What’s the worst thing you can possibly do? Not murder, too obvious and too understandable in the current climate. Train as a ‘hands on healer’? Turn Jihadi? Because although you know nothing about religion or politics, you think you look dead cool in a kefiyah? Become an Arsenal fan?
No. The worst thing you can do is visit a hospital. In ‘normal times’ that is a thing to be avoided (I would say ‘like the plague’ but… but…) whereas now, its tantamount to suicide. If the MRSA don’t kill ya, the coronavirus will. I usually cross to the other side of the street if I walk too close to the Royal Free, but since the pandemic, I cross into a different postal region. Take the 6.2 mile detour. Just in case. No, I’m NOT paranoid. Just… cautious. Pragmatic. Realistic. A tosser.
But that was all ok until we had dinner last night. Then the world turned even a bit more upside down that it has been of late. And it was a wonderful dinner. I’m only sorry now that I didn’t take a photo of it, so you could see how splendid, how wonderful, even how healthy, do the Conways eat in a crisis. Ok, and how much the Conways eat at all times. We had tuna steaks. Ooooh, that’s healthy (so you’d fucking believe). On a bed of rice (best carb you can have, except the ones which are better and if you have a thing about potatoes) and Oriental flavoured (no bat, just plum sauce, soy and powdered rhino horn) stir-fried vegetables. Wonderful. We in fact commented on how the tuna, from a REAL fishmongers, is ‘so much better’ than the stuff you buy… errrr… at the Texaco.
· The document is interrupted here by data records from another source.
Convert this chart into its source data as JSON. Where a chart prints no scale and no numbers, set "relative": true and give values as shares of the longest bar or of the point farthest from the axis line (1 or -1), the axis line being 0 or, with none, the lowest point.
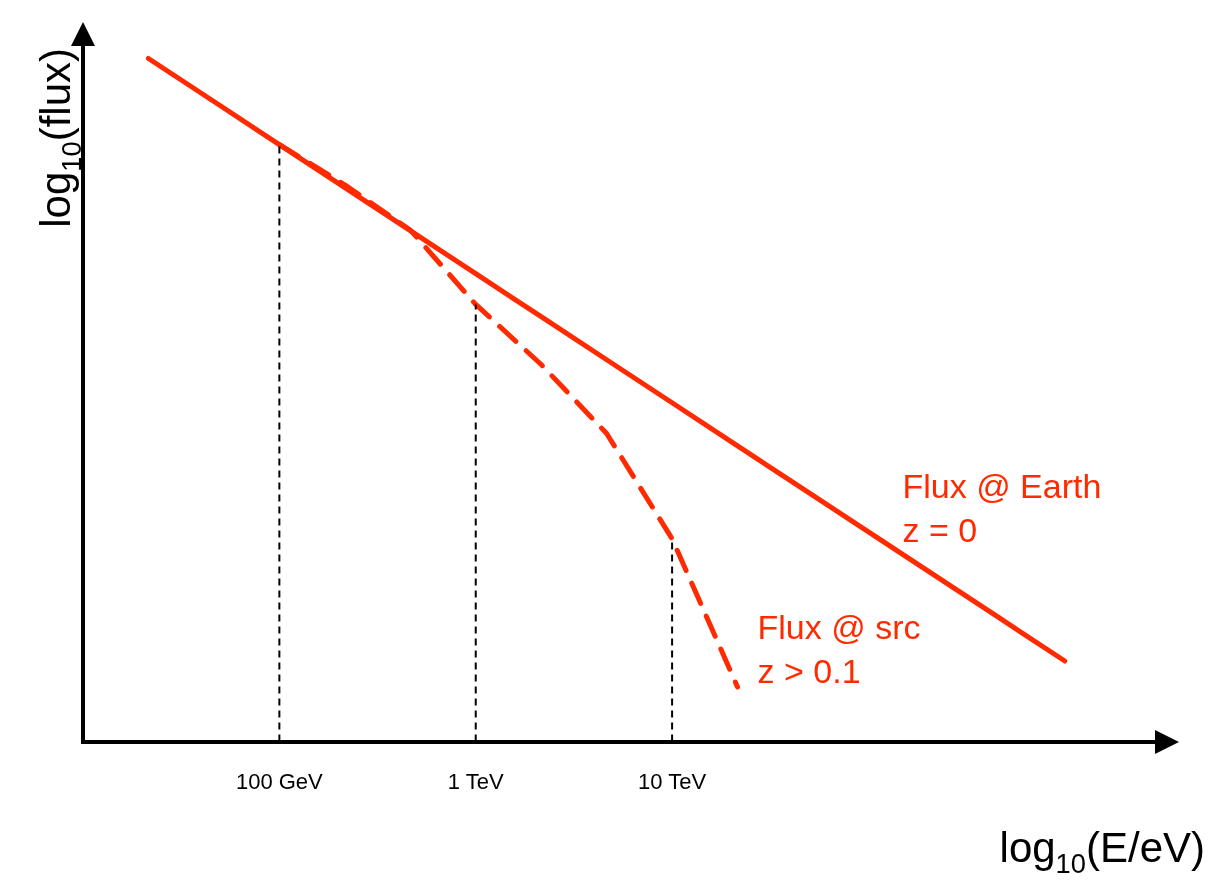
{
  "chart_data": {
    "type": "line",
    "relative": true,
    "xlabel": "log$_{10}$(E/eV)",
    "ylabel": "log$_{10}$(flux)",
    "categories": [
      null,
      null,
      "100 GeV",
      null,
      null,
      "1 TeV",
      null,
      null,
      "10 TeV",
      null,
      null,
      null,
      null,
      null,
      null,
      null
    ],
    "series": [
      {
        "name": "Flux @ Earth",
        "color": "#ff2a00",
        "line_style": "solid",
        "values": [
          1,
          0.937,
          0.874,
          0.811,
          0.748,
          0.685,
          0.622,
          0.559,
          0.496,
          0.433,
          0.37,
          0.307,
          0.244,
          0.181,
          0.118,
          null
        ]
      },
      {
        "name": "Flux @ src",
        "color": "#ff2a00",
        "line_style": "dashed",
        "values": [
          null,
          null,
          0.874,
          0.815,
          0.749,
          0.64,
          0.552,
          0.451,
          0.297,
          0.08,
          null,
          null,
          null,
          null,
          null,
          null
        ]
      }
    ],
    "annotations": [
      "z = 0",
      "z > 0.1"
    ],
    "ref_lines": [
      {
        "axis": "x",
        "value": "100 GeV",
        "color": "#000000",
        "line_style": "dashed"
      },
      {
        "axis": "x",
        "value": "1 TeV",
        "color": "#000000",
        "line_style": "dashed"
      },
      {
        "axis": "x",
        "value": "10 TeV",
        "color": "#000000",
        "line_style": "dashed"
      }
    ],
    "grid": false,
    "legend": false,
    "marker": "none"
  }
}
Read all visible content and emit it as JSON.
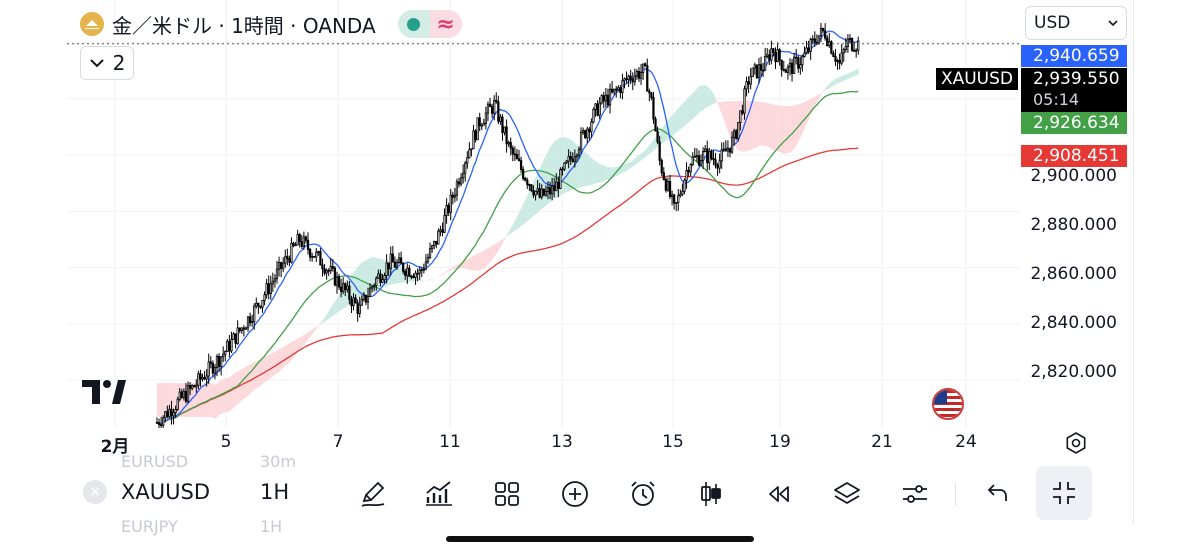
{
  "header": {
    "title": "金／米ドル · 1時間 · OANDA",
    "indicator_toggle_label": "≈",
    "collapse_count": "2",
    "currency": "USD"
  },
  "price_scale": {
    "labels": [
      "2,900.000",
      "2,880.000",
      "2,860.000",
      "2,840.000",
      "2,820.000"
    ],
    "tags": {
      "blue": "2,940.659",
      "current": "2,939.550",
      "countdown": "05:14",
      "green": "2,926.634",
      "red": "2,908.451"
    },
    "symbol_tag": "XAUUSD"
  },
  "time_scale": {
    "labels": [
      "2月",
      "5",
      "7",
      "11",
      "13",
      "15",
      "19",
      "21",
      "24"
    ]
  },
  "toolbar": {
    "ghost_top": [
      "EURUSD",
      "30m"
    ],
    "ghost_bottom": [
      "EURJPY",
      "1H"
    ],
    "symbol": "XAUUSD",
    "timeframe": "1H",
    "close_glyph": "×",
    "tools": [
      "pen-icon",
      "chart-bars-icon",
      "grid-icon",
      "add-icon",
      "alarm-icon",
      "candles-icon",
      "replay-icon",
      "layers-icon",
      "sliders-icon",
      "undo-icon",
      "fullscreen-exit-icon"
    ]
  },
  "colors": {
    "up_cloud": "#c5e8e0",
    "down_cloud": "#fbd5d8",
    "ma_blue": "#2962ff",
    "ma_green": "#43a047",
    "ma_red": "#e53935",
    "tag_blue": "#2962ff",
    "tag_green": "#43a047",
    "tag_red": "#e53935"
  },
  "chart_data": {
    "type": "candlestick",
    "symbol": "XAUUSD",
    "interval": "1H",
    "ylim": [
      2803,
      2948
    ],
    "x_ticks": [
      "2月",
      "5",
      "7",
      "11",
      "13",
      "15",
      "19",
      "21",
      "24"
    ],
    "close_path": [
      [
        0,
        2805
      ],
      [
        0.05,
        2818
      ],
      [
        0.09,
        2830
      ],
      [
        0.13,
        2845
      ],
      [
        0.17,
        2862
      ],
      [
        0.19,
        2870
      ],
      [
        0.22,
        2862
      ],
      [
        0.25,
        2852
      ],
      [
        0.27,
        2845
      ],
      [
        0.29,
        2855
      ],
      [
        0.31,
        2862
      ],
      [
        0.33,
        2860
      ],
      [
        0.35,
        2858
      ],
      [
        0.37,
        2868
      ],
      [
        0.39,
        2882
      ],
      [
        0.41,
        2898
      ],
      [
        0.43,
        2912
      ],
      [
        0.45,
        2918
      ],
      [
        0.47,
        2902
      ],
      [
        0.49,
        2893
      ],
      [
        0.51,
        2885
      ],
      [
        0.53,
        2888
      ],
      [
        0.55,
        2898
      ],
      [
        0.57,
        2908
      ],
      [
        0.59,
        2918
      ],
      [
        0.61,
        2922
      ],
      [
        0.63,
        2928
      ],
      [
        0.65,
        2930
      ],
      [
        0.66,
        2918
      ],
      [
        0.67,
        2898
      ],
      [
        0.69,
        2880
      ],
      [
        0.71,
        2898
      ],
      [
        0.73,
        2900
      ],
      [
        0.75,
        2898
      ],
      [
        0.77,
        2906
      ],
      [
        0.79,
        2928
      ],
      [
        0.81,
        2932
      ],
      [
        0.82,
        2938
      ],
      [
        0.84,
        2930
      ],
      [
        0.86,
        2934
      ],
      [
        0.88,
        2942
      ],
      [
        0.89,
        2944
      ],
      [
        0.91,
        2932
      ],
      [
        0.92,
        2940
      ],
      [
        0.935,
        2939.55
      ]
    ],
    "ma_fast_end": 2940.659,
    "ma_mid_end": 2926.634,
    "ma_slow_end": 2908.451,
    "current_price": 2939.55
  }
}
An hour later Rachie was red. Like, all over, red. And hot. And shaking. And hotter. And redder. I was fascinated in that I thought she was turning into a lobster and was looking forward to seeing the claws sprout. Like a human ‘Transformer’. From a scientific perspective. From a parental perspective I was ‘concerned’. We phoned Doctor Auntie for a video consult. Who’s normal response to any crisis (bullet wounds, heart attacks, being impaled on iron railings…) is ‘take a paracetamol and see how it is in the morning’. But who this time said: GO TO THE HOSPITAL! NOW!!
Holy shit. A hospital. Noooooooooo!!! Send me to prison, send me into a fire, send me to Stamford Bridge. But a h-h-hospital!!!
They were (needless to say) brilliant. They were even (needless to say) somewhat aware of coronavirus. So we weren’t allowed to accompany the daughter inside. Instead directed to the waiting room chairs. Which I would have rather eaten than sat upon. We waited outside. As Rachie was seen by Doctor Cousin (Doctor Auntie’s son) and his registrar. Who worked out it was a massive allergic response (we knew that) but antihistamines (which had been taken) were insufficient. So they gave her steroids (and if she tests positive today from our walk SHE WILL BE BANNED AND SHAMED) and after half an hour her heart rate had lowered to near normal and the threat of lobsterisation removed completely. Which was a bit upsetting for me. Probably not for her.
It’s proper name is ‘scombroid food poisoning’. Tuna does it. Even ridiculously expensive tuna, apparently. Mel and I also suffered very minor version for a short period, but Rachie was the full event. She’s such a drama queen.
Happy, healthy, hospital free… EVERY day
A xxxx
Holy crap! That’s scary! Stay well over there! Enough drama for the season! xo
I also had to go the Royal (fucking) Free last week. First time in hospital for myself for years, right in the middle of bloody coronavirus. Four weeks of paranoid distancing ruined in one evening. The lack of social distancing in hospital was nuts.
What was the matter, you ask? Palpitations – three hours of 140-175bpm heart rate. No idea what from. All fine now. Back to sub-60, being as fit as I am. In both senses.
Just ‘a blip’. A blip that could have fucking killed me.